Hanedanın çilesi 3 Mart 1924 tarihinde Halifeliğin kaldırılmasıyla beraber Osmanlı Hanedanı üyeleri meçhul bir geleceğe doğru adım atmışlardı.
Sürgüne giden hanedan mensuplarının pek çoğu bu durumun kısa süreceğini ümit ediyordu ancak dönüş süreci beklenenden çok uzun sürdü. Hanımlar 16 Haziran 1952 tarihinde çıkarılan özel bir kanunla dönüş izni alırken, erkekler ise ancak 15 Mayıs 1974 tarihli Genel Af yasasının 8. Maddesiyle geri dönebilmişlerdir. Ancak iyi-kötü yurt dışında alın terleriyle yeni bir hayat kuran hanedan üyelerinin, çoğu geri dönme imkân ve ihtimalini bulamadı.

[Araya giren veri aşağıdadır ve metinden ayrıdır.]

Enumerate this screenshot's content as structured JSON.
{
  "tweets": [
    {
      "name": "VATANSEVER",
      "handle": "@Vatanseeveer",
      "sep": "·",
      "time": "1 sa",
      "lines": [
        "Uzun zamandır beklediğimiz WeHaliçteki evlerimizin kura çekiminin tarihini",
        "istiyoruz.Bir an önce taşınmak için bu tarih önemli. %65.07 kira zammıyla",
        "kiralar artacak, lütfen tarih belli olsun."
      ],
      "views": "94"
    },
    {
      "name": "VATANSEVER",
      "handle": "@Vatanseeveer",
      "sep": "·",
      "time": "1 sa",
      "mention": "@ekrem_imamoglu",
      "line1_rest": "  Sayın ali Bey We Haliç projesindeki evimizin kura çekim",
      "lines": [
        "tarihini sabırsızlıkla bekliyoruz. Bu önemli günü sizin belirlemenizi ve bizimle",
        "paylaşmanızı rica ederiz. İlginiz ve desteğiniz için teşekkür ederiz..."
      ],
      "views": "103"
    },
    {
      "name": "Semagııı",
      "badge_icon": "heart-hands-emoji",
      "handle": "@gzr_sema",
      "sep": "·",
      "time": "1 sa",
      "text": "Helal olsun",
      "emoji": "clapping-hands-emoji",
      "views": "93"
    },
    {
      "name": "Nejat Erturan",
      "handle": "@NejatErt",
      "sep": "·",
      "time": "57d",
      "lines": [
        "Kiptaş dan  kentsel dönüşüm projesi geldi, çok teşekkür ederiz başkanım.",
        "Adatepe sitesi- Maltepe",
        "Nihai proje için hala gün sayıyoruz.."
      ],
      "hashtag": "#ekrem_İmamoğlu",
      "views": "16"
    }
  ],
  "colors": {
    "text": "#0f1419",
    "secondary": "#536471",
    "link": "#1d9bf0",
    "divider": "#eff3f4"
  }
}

Yaşlısından hastasına, beşikteki bebekten hanımlara kadar kimsenin durumuna bakılmaksızın çok kısa bir zaman içerisinde doğup büyüdükleri vatan topraklarını terk etmek kolay olmasa gerek. Ülkeyi terk etmeleri için şehzadelere 24 ile 72 saat, kadınlara ise önem sıralarına göre bir hafta ile on gün arasında değişen süreler tanınmıştır. Bu kişiler için sadece çıkışa mahsus olmak üzere bir yıllık pasaport düzenlenmiş, Türk topraklarından transit olarak geçmeleri dahi yasaklanmıştır.
"Bir gece çamaşırlarımızı dahi alamadan bu memleketten nasıl kovulduğumuzu düşündükçe fena olurum. İnsan hizmetçisini bile kovarken eşyalarını almasına müsaade eder. 600 senelik bir ailenin bu memlekette hiç mi hakkı yoktu? Osmanlı hânedanına mensup kızlar ve kadınlar, atıldıkları Avrupa memleketlerinin kendilerine yabancı olan şehirlerinde açlıktan kıvrandılar, süründüler; fakat namuslarından asla fedakârlık etmediler."